Ed elli a me: Vedrai quando saranno piu` presso a noi; e tu allor li priega per quello amor che i mena, ed ei verranno .
Si` tosto come il vento a noi li piega, mossi la voce: O anime affannate, venite a noi parlar, s'altri nol niega! .
Quali colombe dal disio chiamate con l'ali alzate e ferme al dolce nido vegnon per l'aere dal voler portate;
cotali uscir de la schiera ov'e` Dido, a noi venendo per l'aere maligno, si` forte fu l'affettuoso grido.
O animal grazioso e benigno che visitando vai per l'aere perso noi che tignemmo il mondo di sanguigno,
se fosse amico il re de l'universo, noi pregheremmo lui de la tua pace, poi c'hai pieta` del nostro mal perverso.
Di quel che udire e che parlar vi piace, noi udiremo e parleremo a voi, mentre che 'l vento, come fa, ci tace.
Siede la terra dove nata fui su la marina dove 'l Po discende per aver pace co' seguaci sui.
Amor, ch'al cor gentil ratto s'apprende prese costui de la bella persona che mi fu tolta; e 'l modo ancor m'offende.
Amor, ch'a nullo amato amar perdona, mi prese del costui piacer si` forte, che, come vedi, ancor non m'abbandona.
Amor condusse noi ad una morte: Caina attende chi a vita ci spense . Queste parole da lor ci fuor porte.
Quand'io intesi quell'anime offense, china' il viso e tanto il tenni basso, fin che 'l poeta mi disse: Che pense? .
Quando rispuosi, cominciai: Oh lasso, quanti dolci pensier, quanto disio meno` costoro al doloroso passo! .
Poi mi rivolsi a loro e parla' io, e cominciai: Francesca, i tuoi martiri a lagrimar mi fanno tristo e pio.
Ma dimmi: al tempo d'i dolci sospiri, a che e come concedette Amore che conosceste i dubbiosi disiri? .
E quella a me: Nessun maggior dolore che ricordarsi del tempo felice ne la miseria; e cio` sa 'l tuo dottore.
Ma s'a conoscer la prima radice del nostro amor tu hai cotanto affetto, diro` come colui che piange e dice.
Noi leggiavamo un giorno per diletto di Lancialotto come amor lo strinse; soli eravamo e sanza alcun sospetto.
Per piu` fiate li occhi ci sospinse quella lettura, e scolorocci il viso; ma solo un punto fu quel che ci vinse.
Quando leggemmo il disiato riso esser basciato da cotanto amante, questi, che mai da me non fia diviso,
la bocca mi bascio` tutto tremante. Galeotto fu 'l libro e chi lo scrisse: quel giorno piu` non vi leggemmo avante .
Mentre che l'uno spirto questo disse, l'altro piangea; si` che di pietade io venni men cosi` com'io morisse.
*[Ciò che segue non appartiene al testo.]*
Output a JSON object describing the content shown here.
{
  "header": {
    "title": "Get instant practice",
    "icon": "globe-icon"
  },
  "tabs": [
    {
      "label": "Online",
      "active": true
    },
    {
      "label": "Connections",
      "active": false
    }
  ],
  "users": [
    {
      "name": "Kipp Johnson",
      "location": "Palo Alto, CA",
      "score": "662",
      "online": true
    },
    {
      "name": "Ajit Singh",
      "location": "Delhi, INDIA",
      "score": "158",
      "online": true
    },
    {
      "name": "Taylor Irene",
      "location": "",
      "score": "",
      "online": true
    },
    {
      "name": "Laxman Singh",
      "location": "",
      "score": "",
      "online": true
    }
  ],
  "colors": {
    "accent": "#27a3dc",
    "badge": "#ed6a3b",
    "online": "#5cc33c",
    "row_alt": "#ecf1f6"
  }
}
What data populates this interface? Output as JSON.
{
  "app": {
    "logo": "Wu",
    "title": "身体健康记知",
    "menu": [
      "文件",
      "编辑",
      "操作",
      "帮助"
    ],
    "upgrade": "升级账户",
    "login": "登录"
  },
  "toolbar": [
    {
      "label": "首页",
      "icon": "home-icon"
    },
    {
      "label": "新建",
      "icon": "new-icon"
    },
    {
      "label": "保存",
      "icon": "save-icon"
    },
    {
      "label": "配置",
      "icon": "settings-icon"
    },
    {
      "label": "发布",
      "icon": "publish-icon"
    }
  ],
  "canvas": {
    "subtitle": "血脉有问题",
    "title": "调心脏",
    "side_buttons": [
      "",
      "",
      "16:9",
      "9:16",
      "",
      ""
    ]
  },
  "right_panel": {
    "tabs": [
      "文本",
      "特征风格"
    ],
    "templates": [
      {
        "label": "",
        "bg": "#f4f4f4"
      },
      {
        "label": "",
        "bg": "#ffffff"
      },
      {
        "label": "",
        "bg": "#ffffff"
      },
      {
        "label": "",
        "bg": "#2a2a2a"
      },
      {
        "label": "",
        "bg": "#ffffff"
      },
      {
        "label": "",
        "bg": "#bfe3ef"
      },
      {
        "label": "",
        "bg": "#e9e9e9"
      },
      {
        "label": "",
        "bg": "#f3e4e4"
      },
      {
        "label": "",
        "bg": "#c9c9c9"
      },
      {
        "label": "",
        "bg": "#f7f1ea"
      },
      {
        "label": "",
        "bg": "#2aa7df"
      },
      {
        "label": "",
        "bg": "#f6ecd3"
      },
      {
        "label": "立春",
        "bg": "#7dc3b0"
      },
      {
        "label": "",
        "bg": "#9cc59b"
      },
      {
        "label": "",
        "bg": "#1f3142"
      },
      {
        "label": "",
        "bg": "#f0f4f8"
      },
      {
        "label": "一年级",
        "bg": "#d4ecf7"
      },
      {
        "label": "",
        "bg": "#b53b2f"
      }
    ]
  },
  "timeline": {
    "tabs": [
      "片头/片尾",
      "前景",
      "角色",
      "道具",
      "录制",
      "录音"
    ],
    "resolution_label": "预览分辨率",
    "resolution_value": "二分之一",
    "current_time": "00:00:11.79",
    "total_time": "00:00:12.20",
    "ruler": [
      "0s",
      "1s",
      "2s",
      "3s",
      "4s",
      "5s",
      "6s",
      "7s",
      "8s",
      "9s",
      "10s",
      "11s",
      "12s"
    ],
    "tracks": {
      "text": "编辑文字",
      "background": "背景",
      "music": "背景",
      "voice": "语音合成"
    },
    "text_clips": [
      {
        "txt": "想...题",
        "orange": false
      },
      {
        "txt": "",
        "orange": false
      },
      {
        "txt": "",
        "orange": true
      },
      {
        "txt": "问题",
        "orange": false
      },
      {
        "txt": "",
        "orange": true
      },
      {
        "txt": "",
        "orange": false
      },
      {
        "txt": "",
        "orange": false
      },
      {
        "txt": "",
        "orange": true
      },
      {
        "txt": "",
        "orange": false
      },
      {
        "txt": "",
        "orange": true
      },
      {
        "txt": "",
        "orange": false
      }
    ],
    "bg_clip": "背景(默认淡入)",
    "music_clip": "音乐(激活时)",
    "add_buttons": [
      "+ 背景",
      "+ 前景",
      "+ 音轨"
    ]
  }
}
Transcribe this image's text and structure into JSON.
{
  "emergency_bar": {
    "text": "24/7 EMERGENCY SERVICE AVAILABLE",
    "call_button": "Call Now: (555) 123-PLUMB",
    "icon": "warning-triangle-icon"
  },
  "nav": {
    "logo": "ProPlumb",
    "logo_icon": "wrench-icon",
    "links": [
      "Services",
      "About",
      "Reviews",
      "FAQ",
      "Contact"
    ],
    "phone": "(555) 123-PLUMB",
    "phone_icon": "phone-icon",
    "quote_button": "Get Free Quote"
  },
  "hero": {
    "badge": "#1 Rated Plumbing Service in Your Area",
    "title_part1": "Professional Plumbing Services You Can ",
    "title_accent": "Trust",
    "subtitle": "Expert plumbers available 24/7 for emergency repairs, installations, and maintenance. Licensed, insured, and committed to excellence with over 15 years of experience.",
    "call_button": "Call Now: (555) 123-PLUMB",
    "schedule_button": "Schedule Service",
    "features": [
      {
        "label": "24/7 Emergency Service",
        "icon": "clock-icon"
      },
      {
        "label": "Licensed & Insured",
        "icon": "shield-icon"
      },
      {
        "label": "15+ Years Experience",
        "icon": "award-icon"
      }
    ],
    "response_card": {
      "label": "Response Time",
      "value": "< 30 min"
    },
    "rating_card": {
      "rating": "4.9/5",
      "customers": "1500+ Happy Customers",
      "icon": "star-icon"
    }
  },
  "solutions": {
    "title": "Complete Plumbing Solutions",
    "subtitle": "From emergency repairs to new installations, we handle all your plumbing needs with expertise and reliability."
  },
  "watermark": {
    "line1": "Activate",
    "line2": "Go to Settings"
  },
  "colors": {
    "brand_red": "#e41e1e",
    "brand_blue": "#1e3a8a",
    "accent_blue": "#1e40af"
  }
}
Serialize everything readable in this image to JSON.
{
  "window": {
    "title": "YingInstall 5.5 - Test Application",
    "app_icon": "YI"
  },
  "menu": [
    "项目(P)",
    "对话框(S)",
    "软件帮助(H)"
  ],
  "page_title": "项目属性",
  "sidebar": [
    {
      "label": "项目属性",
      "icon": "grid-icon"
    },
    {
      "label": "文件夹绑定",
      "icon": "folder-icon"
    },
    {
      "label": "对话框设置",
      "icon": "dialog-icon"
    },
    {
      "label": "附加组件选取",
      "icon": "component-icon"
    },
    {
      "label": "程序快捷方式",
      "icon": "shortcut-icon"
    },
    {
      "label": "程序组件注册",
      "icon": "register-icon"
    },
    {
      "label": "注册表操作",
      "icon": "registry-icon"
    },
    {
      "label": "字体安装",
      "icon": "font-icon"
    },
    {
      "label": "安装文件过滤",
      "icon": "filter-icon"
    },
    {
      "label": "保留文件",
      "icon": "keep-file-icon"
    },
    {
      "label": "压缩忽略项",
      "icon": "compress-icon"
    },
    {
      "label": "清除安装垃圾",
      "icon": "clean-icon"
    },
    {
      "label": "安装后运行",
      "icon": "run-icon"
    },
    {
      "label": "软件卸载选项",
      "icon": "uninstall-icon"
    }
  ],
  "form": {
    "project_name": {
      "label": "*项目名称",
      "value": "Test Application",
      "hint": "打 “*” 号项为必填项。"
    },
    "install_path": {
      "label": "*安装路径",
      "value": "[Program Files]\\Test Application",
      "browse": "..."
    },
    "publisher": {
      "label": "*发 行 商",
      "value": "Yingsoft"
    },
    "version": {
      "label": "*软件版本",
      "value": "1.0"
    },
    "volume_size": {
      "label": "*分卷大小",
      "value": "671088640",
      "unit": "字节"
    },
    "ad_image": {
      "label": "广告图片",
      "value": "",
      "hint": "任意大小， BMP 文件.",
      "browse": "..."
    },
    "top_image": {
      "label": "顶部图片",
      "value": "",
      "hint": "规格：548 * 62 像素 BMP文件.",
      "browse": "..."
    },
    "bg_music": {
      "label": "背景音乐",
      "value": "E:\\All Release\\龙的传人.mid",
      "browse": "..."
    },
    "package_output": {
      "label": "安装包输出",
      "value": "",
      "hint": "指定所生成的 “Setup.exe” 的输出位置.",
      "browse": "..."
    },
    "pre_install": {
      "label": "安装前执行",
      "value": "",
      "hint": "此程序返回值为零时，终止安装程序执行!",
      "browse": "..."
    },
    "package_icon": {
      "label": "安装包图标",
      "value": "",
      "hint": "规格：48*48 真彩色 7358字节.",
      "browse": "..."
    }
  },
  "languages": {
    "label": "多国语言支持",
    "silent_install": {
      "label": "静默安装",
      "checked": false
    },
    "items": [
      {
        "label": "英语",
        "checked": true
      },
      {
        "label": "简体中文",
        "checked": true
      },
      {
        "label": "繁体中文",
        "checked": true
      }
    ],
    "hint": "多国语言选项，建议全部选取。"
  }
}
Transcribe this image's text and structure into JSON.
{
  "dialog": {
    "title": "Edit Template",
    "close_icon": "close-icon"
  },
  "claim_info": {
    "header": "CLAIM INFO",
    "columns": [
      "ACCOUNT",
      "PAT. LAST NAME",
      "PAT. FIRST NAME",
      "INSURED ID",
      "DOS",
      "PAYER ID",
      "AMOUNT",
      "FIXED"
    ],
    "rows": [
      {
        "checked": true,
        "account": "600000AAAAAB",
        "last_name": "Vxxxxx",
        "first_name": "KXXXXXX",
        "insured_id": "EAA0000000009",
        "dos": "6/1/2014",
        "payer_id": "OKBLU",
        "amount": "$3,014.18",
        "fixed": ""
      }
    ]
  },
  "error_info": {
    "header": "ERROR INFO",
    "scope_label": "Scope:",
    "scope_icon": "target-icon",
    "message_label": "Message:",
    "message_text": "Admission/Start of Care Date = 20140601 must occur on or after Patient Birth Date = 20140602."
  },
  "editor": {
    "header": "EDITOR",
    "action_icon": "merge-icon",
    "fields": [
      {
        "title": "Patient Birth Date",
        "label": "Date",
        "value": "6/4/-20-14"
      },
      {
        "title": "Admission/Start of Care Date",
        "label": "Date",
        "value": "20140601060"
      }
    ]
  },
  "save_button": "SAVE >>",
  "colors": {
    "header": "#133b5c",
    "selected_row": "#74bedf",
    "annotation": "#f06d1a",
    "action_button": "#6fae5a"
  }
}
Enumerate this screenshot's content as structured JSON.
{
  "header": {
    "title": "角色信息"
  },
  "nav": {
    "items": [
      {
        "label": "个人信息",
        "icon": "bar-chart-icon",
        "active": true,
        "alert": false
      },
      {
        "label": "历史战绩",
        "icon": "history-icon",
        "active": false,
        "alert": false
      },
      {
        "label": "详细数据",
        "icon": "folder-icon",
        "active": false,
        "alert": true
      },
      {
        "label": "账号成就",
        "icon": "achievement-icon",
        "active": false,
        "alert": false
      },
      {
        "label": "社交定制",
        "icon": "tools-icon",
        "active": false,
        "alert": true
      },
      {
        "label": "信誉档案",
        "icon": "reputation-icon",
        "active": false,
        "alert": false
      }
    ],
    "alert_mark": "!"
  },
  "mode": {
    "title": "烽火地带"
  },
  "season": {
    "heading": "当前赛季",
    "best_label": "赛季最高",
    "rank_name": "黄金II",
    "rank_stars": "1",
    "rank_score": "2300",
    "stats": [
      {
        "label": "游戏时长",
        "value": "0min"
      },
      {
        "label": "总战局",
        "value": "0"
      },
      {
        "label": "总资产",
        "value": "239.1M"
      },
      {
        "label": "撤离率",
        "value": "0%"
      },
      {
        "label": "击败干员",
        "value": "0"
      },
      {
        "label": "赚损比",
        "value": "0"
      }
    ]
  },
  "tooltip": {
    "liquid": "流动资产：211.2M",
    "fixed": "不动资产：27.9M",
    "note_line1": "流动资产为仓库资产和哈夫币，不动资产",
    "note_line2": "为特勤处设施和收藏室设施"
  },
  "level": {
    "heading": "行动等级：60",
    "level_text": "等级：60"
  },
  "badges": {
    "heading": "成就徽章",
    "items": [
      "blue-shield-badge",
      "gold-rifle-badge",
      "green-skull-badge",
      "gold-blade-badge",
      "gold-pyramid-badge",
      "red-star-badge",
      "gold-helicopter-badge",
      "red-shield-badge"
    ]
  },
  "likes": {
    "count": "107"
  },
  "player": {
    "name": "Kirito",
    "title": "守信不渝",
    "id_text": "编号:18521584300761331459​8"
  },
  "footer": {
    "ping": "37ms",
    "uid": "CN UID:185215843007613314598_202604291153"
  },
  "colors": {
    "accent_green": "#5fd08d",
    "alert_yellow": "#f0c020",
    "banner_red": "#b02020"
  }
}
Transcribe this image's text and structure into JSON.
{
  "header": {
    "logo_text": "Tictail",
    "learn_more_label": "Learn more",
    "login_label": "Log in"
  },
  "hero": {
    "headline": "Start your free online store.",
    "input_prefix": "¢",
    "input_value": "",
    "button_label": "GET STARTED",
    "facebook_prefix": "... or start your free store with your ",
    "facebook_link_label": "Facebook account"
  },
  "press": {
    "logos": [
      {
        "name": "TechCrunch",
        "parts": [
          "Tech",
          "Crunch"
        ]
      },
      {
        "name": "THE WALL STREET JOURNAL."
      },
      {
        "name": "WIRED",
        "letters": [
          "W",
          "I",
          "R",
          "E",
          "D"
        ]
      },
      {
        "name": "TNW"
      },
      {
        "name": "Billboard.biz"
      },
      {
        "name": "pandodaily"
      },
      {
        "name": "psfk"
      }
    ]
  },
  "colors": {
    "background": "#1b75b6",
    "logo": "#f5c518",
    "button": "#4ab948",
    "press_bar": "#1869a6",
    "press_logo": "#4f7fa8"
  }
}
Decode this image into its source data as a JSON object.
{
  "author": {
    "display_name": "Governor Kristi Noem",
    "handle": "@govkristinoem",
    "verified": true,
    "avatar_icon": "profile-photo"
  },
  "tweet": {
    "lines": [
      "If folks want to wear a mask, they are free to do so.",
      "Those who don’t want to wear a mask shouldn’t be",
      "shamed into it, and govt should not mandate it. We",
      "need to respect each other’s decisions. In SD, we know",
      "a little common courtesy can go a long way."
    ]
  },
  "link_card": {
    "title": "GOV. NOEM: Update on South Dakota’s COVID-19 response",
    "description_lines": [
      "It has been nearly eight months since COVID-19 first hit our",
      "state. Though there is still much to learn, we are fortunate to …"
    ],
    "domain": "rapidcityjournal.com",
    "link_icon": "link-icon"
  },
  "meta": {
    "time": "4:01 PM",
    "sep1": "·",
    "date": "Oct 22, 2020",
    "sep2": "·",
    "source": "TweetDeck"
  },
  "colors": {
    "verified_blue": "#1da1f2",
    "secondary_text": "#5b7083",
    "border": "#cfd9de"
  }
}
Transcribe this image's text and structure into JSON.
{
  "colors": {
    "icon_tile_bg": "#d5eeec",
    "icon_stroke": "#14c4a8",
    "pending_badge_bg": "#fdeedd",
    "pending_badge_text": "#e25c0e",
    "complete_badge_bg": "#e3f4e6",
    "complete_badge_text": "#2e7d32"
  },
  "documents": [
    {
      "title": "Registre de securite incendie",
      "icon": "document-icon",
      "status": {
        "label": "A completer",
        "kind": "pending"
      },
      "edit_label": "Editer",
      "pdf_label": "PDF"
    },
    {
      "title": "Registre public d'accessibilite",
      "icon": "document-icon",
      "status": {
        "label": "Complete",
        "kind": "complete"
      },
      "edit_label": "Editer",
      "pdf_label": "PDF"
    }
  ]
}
E caddi come corpo morto cade.
Inferno: Canto VI
Al tornar de la mente, che si chiuse dinanzi a la pieta` d'i due cognati, che di trestizia tutto mi confuse,
novi tormenti e novi tormentati mi veggio intorno, come ch'io mi mova e ch'io mi volga, e come che io guati.
Io sono al terzo cerchio, de la piova etterna, maladetta, fredda e greve; regola e qualita` mai non l'e` nova.
Grandine grossa, acqua tinta e neve per l'aere tenebroso si riversa; pute la terra che questo riceve.
Cerbero, fiera crudele e diversa, con tre gole caninamente latra sovra la gente che quivi e` sommersa.
Li occhi ha vermigli, la barba unta e atra, e 'l ventre largo, e unghiate le mani; graffia li spirti, ed iscoia ed isquatra.
Urlar li fa la pioggia come cani; de l'un de' lati fanno a l'altro schermo; volgonsi spesso i miseri profani.